IHC for the T cell marker CD3 revealed an infiltration of affected ganglia with T cells in control-CD3⁺, LGTV-CD3⁺ and control-serum mice ( Figures 9B, E, H ) and lacking infiltration in LGTV-serum mice ( Figure 9K ). Significant differences for CD3-IHC of ileum were detected for plexus myentericus between control-CD3⁺ and LGTV-serum group (p = 0.024) as well as control-serum and LGTV-serum group (p = 0.008) and for plexus submucosus between control-serum and LGTV-serum group ( Supplementary Figure S7B ; p = 0.024). In the caecum ( Figure 9N ), significant differences for CD3-IHC scores in both plexus submucosus and in the plexus myentericus were observed between control-CD3⁺ and LGTV-serum group (p = 0.008) as well as control-serum and LGTV-serum group ( Supplementary Figure S7E ; p = 0.048).

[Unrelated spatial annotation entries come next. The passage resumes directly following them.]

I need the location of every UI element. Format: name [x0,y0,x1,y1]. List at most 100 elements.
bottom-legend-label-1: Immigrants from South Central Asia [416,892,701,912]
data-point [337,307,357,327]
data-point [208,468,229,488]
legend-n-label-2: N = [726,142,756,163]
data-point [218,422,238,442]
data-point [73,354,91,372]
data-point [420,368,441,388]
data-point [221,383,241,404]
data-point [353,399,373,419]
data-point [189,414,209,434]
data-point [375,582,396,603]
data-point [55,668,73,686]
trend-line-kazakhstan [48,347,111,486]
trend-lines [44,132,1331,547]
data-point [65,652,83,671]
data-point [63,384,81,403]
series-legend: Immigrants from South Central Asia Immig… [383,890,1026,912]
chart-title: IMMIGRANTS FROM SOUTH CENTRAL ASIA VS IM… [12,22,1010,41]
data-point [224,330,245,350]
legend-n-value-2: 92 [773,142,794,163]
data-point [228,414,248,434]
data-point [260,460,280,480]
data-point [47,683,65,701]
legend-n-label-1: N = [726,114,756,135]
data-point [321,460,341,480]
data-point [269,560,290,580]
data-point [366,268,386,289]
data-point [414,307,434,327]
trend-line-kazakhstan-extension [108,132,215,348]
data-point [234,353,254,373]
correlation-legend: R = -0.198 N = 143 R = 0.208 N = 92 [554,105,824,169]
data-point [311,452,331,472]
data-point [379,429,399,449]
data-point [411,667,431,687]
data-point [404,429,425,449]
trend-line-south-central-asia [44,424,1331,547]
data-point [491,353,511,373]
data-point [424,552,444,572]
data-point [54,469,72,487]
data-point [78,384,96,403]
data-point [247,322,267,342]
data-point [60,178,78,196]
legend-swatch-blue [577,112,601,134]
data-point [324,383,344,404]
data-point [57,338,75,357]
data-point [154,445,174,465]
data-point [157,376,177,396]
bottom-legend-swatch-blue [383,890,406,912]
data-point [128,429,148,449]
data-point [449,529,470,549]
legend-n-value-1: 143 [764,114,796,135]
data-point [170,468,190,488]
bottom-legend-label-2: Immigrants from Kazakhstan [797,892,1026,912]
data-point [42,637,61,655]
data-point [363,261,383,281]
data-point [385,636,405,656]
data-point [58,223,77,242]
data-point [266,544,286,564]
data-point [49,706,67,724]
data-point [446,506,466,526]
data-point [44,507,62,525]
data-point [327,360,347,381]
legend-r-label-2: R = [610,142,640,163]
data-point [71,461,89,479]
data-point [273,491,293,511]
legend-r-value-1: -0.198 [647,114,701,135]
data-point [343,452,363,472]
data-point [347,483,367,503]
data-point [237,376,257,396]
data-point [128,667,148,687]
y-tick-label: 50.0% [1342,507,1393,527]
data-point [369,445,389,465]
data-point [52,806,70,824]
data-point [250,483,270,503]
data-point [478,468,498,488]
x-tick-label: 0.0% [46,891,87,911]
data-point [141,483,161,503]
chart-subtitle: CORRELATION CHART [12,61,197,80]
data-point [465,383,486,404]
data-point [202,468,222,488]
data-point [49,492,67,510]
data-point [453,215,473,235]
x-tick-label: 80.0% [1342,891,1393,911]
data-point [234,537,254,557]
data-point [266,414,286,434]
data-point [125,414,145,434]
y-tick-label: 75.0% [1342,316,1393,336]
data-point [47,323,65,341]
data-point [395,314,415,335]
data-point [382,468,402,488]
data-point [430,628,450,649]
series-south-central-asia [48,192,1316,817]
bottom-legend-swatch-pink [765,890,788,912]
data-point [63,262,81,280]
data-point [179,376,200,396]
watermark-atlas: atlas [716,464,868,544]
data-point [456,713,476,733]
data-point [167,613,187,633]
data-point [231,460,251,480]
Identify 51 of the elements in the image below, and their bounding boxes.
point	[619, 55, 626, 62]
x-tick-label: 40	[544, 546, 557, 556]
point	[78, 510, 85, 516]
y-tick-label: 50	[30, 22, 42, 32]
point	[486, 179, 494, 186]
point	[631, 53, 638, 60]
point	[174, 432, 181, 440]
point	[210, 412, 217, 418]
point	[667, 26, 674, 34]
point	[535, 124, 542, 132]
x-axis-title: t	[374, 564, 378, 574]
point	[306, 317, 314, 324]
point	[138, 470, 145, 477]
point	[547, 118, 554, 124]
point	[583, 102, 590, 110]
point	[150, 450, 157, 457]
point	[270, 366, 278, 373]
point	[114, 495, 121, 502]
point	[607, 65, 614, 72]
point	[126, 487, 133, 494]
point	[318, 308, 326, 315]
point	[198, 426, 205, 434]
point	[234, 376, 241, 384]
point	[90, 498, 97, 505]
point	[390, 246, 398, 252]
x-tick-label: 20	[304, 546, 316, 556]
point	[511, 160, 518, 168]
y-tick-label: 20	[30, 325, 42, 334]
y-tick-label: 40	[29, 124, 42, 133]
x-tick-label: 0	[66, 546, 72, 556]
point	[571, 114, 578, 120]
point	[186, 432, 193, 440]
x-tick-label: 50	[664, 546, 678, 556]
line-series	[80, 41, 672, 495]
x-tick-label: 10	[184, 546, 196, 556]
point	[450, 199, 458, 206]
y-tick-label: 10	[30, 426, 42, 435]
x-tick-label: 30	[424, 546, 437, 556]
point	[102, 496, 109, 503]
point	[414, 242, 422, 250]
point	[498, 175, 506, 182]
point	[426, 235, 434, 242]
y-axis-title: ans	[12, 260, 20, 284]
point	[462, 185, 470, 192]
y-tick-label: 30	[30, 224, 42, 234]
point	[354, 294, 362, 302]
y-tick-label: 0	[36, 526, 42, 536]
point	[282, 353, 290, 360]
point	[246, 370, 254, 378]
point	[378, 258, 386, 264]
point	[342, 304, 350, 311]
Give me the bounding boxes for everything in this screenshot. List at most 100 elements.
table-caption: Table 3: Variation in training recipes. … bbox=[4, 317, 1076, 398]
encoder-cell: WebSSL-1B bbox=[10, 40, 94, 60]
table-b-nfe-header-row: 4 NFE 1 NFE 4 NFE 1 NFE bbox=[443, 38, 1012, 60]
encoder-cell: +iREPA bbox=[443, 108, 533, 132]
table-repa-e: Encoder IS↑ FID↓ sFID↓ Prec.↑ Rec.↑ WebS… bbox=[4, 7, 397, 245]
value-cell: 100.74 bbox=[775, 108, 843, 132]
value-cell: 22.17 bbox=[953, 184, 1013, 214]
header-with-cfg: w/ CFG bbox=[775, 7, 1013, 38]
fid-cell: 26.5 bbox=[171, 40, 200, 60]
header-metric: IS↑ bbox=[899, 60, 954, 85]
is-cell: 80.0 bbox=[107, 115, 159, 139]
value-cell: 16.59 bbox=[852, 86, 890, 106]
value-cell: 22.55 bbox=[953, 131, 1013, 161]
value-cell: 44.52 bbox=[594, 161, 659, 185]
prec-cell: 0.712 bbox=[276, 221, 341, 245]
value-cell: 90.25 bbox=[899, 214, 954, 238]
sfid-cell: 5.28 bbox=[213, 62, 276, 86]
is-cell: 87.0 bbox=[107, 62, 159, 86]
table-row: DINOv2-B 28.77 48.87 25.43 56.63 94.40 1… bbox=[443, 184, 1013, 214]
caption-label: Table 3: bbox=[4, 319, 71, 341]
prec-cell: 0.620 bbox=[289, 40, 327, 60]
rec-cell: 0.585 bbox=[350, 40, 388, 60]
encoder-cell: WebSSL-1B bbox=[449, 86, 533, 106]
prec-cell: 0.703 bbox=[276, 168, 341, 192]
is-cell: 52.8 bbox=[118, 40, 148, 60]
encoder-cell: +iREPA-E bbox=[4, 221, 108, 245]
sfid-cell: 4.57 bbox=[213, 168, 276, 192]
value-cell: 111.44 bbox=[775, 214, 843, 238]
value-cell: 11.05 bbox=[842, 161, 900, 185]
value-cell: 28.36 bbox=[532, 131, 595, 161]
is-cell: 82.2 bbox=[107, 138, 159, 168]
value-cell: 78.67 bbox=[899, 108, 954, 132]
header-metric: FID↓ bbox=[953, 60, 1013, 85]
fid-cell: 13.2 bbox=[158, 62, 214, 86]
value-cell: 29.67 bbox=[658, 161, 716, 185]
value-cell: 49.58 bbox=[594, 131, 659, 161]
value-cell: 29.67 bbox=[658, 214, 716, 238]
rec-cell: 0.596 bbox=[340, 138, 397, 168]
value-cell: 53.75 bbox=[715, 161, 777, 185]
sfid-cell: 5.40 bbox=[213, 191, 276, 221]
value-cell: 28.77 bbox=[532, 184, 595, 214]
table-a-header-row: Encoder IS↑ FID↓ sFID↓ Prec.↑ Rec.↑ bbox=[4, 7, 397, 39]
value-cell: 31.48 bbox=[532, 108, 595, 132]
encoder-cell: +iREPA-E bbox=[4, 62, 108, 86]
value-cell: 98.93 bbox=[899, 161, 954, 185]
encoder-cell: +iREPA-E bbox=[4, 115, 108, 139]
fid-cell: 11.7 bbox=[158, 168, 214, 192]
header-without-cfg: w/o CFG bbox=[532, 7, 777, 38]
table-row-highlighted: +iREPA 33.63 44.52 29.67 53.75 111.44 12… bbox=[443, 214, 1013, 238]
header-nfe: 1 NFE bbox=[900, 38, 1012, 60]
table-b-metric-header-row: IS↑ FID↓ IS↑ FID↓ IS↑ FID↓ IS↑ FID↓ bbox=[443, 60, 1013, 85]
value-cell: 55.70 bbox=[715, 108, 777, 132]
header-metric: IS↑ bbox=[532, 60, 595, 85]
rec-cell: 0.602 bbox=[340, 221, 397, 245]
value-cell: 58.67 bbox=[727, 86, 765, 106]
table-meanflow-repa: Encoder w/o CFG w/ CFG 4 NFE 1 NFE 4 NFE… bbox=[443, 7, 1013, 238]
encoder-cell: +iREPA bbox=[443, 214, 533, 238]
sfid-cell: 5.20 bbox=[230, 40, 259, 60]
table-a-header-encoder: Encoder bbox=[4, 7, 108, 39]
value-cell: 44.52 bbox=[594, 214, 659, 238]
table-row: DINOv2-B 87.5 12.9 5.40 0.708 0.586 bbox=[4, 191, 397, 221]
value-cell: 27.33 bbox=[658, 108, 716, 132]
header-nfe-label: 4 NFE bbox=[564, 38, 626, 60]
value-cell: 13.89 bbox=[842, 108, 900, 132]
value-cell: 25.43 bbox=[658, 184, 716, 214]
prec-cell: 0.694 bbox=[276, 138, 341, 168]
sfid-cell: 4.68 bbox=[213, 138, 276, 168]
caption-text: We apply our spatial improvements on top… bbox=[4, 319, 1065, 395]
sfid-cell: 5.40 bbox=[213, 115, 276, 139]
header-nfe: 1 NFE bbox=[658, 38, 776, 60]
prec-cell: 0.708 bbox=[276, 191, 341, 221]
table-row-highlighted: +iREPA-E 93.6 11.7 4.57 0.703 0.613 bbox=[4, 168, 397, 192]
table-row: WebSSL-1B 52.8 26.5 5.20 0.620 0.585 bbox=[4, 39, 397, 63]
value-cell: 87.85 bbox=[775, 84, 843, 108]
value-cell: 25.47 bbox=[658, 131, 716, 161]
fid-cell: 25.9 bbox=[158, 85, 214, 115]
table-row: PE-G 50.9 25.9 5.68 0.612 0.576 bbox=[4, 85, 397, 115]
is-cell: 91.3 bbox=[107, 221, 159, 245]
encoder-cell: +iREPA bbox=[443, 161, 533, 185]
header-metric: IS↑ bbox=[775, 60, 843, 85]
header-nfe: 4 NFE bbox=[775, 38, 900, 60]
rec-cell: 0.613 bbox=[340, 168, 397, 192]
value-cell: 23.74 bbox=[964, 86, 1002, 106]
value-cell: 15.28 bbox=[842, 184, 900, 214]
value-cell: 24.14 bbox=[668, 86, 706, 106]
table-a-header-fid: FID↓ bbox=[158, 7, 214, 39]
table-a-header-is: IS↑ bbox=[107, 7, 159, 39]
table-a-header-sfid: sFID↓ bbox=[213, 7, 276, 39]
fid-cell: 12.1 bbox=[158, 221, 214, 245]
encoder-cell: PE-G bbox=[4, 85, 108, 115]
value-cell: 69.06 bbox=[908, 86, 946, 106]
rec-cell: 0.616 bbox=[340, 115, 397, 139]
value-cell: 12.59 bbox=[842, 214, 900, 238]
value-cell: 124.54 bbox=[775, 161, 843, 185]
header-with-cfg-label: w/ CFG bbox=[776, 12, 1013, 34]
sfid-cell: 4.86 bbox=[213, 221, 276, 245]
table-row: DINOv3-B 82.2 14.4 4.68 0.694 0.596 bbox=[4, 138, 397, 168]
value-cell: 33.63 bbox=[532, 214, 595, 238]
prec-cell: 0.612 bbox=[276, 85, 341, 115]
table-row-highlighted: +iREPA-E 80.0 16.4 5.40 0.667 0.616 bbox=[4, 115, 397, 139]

Additionally, there was an infiltration/increased number of Iba1-positive cells ( Figures 9C, F, I, J ) with significant differences of Iba1-IHC scores in the plexus myentericus of ileum between control-CD3⁺ and LGTV-serum group (p = 0.008), LGTV-CD3⁺ and LGTV-serum group (p = 0.048) and control-serum and LGTV-serum group ( Supplementary Figure S7C ; p = 0.048). In the plexus myentericus of caecum, significant differences between control-CD3⁺ and LGTV-serum group (p = 0.008) as well as LGTV-CD3⁺ and LGTV-serum group (p = 0.048) were observed ( Figure 9O ). The Iba1-IHC scores of colon differed significantly in the plexus myentericus between control-serum and LGTV-serum group (p = 0.008) and in the plexus submucosus between LGTV-CD3⁺ and LGTV-serum group ( Supplementary Figure S7F ; p = 0.048).

The fact that mice displaying ganglioneuritis together with detection of TBEV E protein within neurons of ganglia and inflammatory cell infiltration with T cells could represent another factor leading to severe TBEV-associated disease in addition to CNS pathology.